Para Ver, Oír y Comer / Top News / 24/07/2018

SOMOSMASS99

 

Moisés Villa*

 

El ritmo duplicado

Al entrar en las oficinas todo le pareció muy silencioso, como si nadie supiera hablar en ese lugar o como si el silencio absoluto fuera la mejor decisión. Acaso se escuchaba un teléfono que se colgaba de inmediato en un golpe seco o el cuchicheo del mascar con la boca alguna nueva. Se acercó a la recepción y dio su nombre. En un tono salivoso le dijeron que esperara. Se paseó un momento por el vestíbulo cuando del fondo vio que se acercaba un hombre joven que apenas llegó a ÉL le extendió la mano en señal de un seco saludo. Se presentaron y el hombre le dijo que lo siguiera. Con frases aisladas y cortas le explicaba mientras caminaban la distribución del edificio. Cómo subir, dónde bajar, dónde girar y cómo pedir ayuda si se perdía. Los pasos de ambos resonaban y en el fondo se escuchaba un repiqueteo mecánico, una musiquilla de golpeteos que provenía de alguna profundidad y que vibraba en las paredes. Llegaron a un cuarto donde se guardaban utensilios de trabajo. El hombre tomó un chaleco naranja de un cubículo y se lo dio a Él. El uniforme de trabajo.

Salieron y le pidió que lo siguiera por otro pasillo para indicarle dónde estaban los baños, dónde le iban a pagar y lo más importante dónde era su puesto de trabajo. Él tenía la sensación de que habían bajado varios pisos sobre la tierra, a juzgar por el frío de las paredes y las luces mortecinas. Al fin, llegaron a una bodega con largas bandas móviles como lenguas que lo escupen todo, donde unos hombres separaban el material entre el parpadeo blanco de las luces y el ritmo infinito de la jornada. Le indicó su lugar de trabajo entre unos hombres que apenas lo miraron cuando se colocó entre ellos y lo último que le dijo era que si sentía sueño, lo mejor era mascar un chicle para activar las neuronas.

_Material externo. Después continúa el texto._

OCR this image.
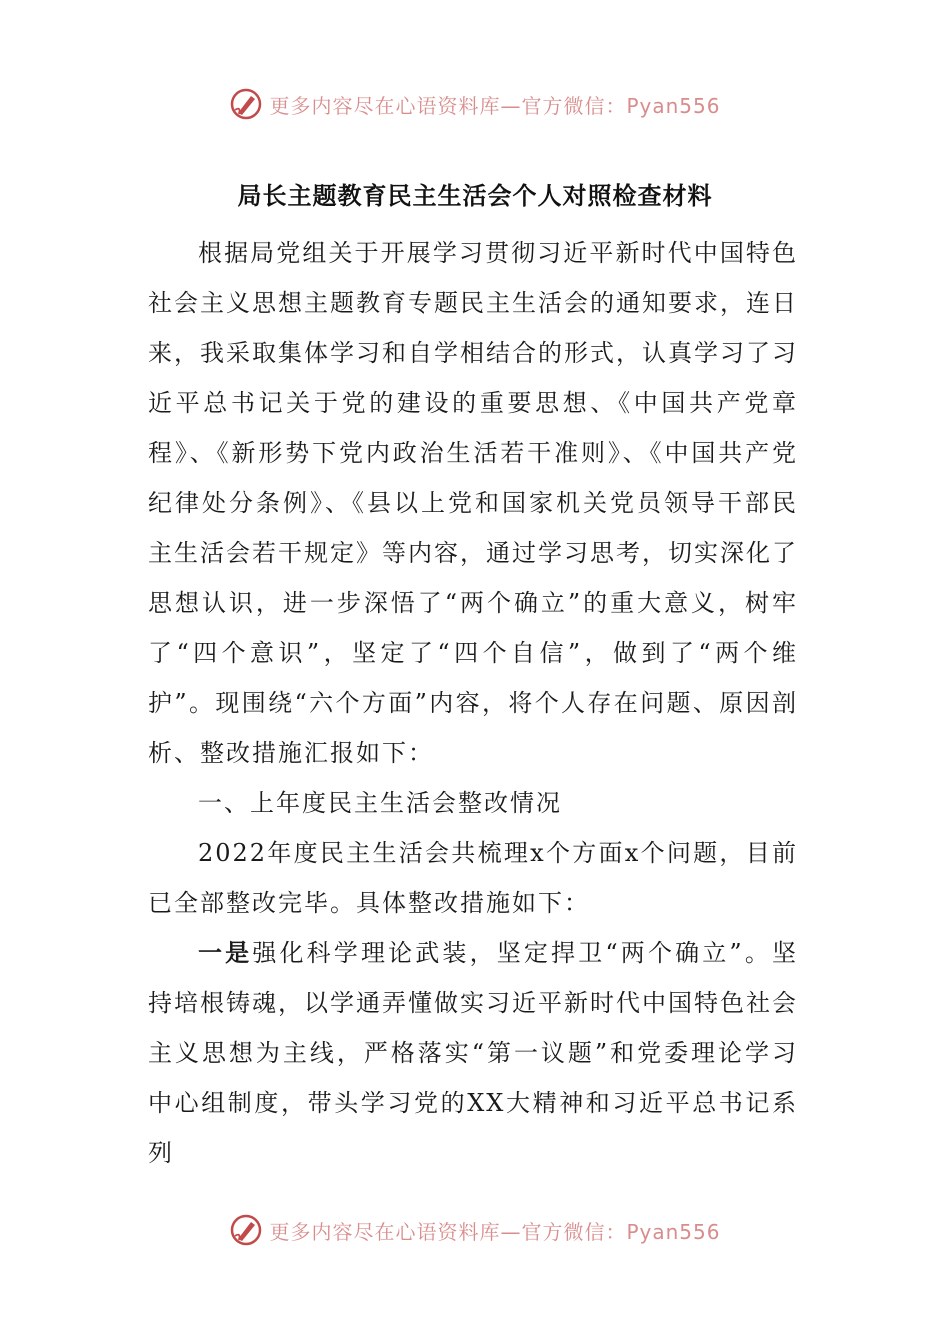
更多内容尽在心语资料库—官方微信：Pyan556
局长主题教育民主生活会个人对照检查材料

根据局党组关于开展学习贯彻习近平新时代中国特色社会主义思想主题教育专题民主生活会的通知要求，连日来，我采取集体学习和自学相结合的形式，认真学习了习近平总书记关于党的建设的重要思想、《中国共产党章程》、《新形势下党内政治生活若干准则》、《中国共产党纪律处分条例》、《县以上党和国家机关党员领导干部民主生活会若干规定》等内容，通过学习思考，切实深化了思想认识，进一步深悟了“两个确立”的重大意义，树牢了“四个意识”，坚定了“四个自信”，做到了“两个维护”。现围绕“六个方面”内容，将个人存在问题、原因剖析、整改措施汇报如下：

一、上年度民主生活会整改情况

2022年度民主生活会共梳理x个方面x个问题，目前已全部整改完毕。具体整改措施如下：

一是强化科学理论武装，坚定捍卫“两个确立”。坚持培根铸魂，以学通弄懂做实习近平新时代中国特色社会主义思想为主线，严格落实“第一议题”和党委理论学习中心组制度，带头学习党的XX大精神和习近平总书记系列

更多内容尽在心语资料库—官方微信：Pyan556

La semana pasó y Él se acostumbró a los movimientos mecanizados para separar todo por su color. Ninguno de sus compañeros hablaba, sólo algunos le habían dicho su nombre en un balbuceo poco comprensible y no había salido nada de sus bocas desde entonces a no ser por un mascar continuo y por esporádicos espasmos de la voz parecidos a los de un anciano. Se dedicaban a separar todo en silencio, con minuciosidad y sin perder el ritmo mecánico al que se llegaba a una especie de nirvana.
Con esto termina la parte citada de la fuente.